YANNICK. – Oui. On peut ouvrir les fenêtres, je pense.Elle acquiesce tout en attachant ses cheveux, ne faisant pas attention à ma mine surprise. Aussitôt qu'elle a vu, Beth se penche vers moi.
BETH. – C'est toi, la griffure dans le cou ?
MOI. – Peux-tu, s'il te plaît, pour une fois, te taire ?
BETH. – Ça va, ça va...De plus en plus gênée, c'est Elza qui m'achève.
ELZA. – Eh bah dis-donc, madame... Vous baisez avec Léa, ou comment ça se passe ? Parce que la griffure dans le cou, on la connaît !
Oui, il m'est arrivé de coucher avec cette fille. Ce n'était d'ailleurs pas un mauvais coup... Mais enfin, là, je suis à un stade de décomposition avancé. Je m'efforce de n'en rien montrer, alors que Charlène ne m'adresse pas un regard et semble étonnamment maître d'elle-même.
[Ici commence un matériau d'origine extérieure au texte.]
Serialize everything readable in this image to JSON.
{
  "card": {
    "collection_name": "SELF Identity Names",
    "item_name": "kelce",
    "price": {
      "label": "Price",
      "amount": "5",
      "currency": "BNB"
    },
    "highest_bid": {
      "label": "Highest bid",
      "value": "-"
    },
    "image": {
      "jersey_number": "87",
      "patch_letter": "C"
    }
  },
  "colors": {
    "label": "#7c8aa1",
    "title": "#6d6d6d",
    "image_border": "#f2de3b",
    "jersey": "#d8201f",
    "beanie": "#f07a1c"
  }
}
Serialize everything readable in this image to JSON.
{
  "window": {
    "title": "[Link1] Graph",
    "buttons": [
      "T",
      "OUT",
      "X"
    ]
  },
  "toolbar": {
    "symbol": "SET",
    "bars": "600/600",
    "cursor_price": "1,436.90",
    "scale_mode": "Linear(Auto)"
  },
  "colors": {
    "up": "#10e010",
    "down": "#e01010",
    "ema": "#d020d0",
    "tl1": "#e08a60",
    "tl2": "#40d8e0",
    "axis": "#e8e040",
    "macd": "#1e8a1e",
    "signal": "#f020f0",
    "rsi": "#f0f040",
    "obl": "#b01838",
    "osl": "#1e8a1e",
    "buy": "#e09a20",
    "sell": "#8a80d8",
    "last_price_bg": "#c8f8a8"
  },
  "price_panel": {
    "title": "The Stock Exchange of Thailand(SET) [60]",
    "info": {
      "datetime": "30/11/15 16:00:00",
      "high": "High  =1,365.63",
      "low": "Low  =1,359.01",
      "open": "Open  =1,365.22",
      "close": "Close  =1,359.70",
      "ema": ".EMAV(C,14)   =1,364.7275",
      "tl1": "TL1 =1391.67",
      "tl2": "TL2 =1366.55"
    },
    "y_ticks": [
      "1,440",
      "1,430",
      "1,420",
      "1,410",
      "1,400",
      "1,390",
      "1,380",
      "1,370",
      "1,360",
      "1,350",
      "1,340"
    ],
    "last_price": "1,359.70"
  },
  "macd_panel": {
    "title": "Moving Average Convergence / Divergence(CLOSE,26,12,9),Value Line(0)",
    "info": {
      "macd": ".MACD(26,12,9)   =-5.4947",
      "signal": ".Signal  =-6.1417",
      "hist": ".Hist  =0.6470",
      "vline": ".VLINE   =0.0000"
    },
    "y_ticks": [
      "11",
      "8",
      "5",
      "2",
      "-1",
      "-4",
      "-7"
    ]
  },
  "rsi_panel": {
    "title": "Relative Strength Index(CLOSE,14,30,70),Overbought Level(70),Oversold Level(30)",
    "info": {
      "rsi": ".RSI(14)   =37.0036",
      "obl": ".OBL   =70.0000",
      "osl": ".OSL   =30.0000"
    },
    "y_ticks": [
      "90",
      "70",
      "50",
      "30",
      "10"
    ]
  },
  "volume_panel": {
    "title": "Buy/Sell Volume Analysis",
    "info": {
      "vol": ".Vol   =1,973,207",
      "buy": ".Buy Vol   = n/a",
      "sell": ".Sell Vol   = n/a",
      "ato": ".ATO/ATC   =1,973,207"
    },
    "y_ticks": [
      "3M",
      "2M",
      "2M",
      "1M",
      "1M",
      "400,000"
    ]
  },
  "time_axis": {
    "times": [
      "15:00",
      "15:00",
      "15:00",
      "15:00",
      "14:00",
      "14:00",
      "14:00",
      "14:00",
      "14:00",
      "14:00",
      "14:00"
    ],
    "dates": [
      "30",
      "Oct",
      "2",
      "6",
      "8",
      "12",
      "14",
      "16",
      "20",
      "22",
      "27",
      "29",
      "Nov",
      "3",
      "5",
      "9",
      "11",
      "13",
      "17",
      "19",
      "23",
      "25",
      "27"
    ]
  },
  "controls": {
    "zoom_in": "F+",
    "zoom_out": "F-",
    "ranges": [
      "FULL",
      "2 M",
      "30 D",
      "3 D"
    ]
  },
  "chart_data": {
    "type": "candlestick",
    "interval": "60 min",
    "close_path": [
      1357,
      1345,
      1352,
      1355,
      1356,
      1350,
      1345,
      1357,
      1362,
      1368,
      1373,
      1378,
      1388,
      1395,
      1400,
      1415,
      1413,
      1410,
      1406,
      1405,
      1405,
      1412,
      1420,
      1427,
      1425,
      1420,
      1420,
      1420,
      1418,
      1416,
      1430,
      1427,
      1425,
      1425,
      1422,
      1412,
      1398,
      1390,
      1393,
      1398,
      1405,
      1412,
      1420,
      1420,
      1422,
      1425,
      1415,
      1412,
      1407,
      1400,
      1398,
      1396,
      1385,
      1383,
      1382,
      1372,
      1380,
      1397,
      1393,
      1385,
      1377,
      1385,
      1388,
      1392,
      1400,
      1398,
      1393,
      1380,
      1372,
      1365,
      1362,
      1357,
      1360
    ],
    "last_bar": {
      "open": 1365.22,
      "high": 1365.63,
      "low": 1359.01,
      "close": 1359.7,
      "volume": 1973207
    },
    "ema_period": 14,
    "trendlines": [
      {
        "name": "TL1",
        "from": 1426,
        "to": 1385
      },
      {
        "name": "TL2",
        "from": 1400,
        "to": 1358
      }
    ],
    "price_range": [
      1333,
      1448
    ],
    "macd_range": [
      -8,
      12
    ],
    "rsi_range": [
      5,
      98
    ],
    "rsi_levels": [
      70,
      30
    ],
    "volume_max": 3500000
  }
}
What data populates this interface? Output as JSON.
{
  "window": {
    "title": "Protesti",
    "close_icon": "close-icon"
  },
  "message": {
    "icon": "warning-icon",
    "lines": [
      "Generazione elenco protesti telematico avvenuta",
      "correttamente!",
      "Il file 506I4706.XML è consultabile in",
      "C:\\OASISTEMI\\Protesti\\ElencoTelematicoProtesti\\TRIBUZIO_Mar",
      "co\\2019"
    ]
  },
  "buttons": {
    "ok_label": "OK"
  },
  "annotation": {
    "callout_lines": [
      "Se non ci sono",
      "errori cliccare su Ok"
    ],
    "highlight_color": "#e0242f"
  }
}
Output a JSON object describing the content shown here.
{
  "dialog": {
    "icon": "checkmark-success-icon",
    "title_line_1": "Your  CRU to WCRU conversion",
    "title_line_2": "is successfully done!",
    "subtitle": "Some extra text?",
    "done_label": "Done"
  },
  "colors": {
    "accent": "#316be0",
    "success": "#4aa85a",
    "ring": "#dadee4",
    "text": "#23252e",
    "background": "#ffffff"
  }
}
CHARLÈNE. – Elza, vous me prenez pour qui ? Et puis, vous, surtout, vous vous prenez pour qui ? Ça ne vous paraît pas déplacé de me poser des questions sur ma vie sexuelle ? Vous aimeriez que je vous demande si vous êtes satisfaite des services d'Etienne lorsqu'il vous prend dans les toilettes du deuxième ?
Un sursaut général. Nous étions loin de nous douter que ces deux-là couchaient ensemble : ils se détestent.
CHARLÈNE. – Eh oui... On voit parfois des choses que vous autres étudiants ne voyez pas... Pas vrai, Elza ?
ELZA, écarlate. –... Excusez-moi.
CHARLÈNE. – Je préfère ça. Bon, allez, au boulot.Je sors mes textes tout en croisant le regard noir d'Elza. Je hausse un sourcil mais ne réagit pas plus, de peur de me trahir.
BETH, chuchotant en couvrant sa bouche de sa main. – C'est une ouf, ta meuf.
MOI. – Je sais.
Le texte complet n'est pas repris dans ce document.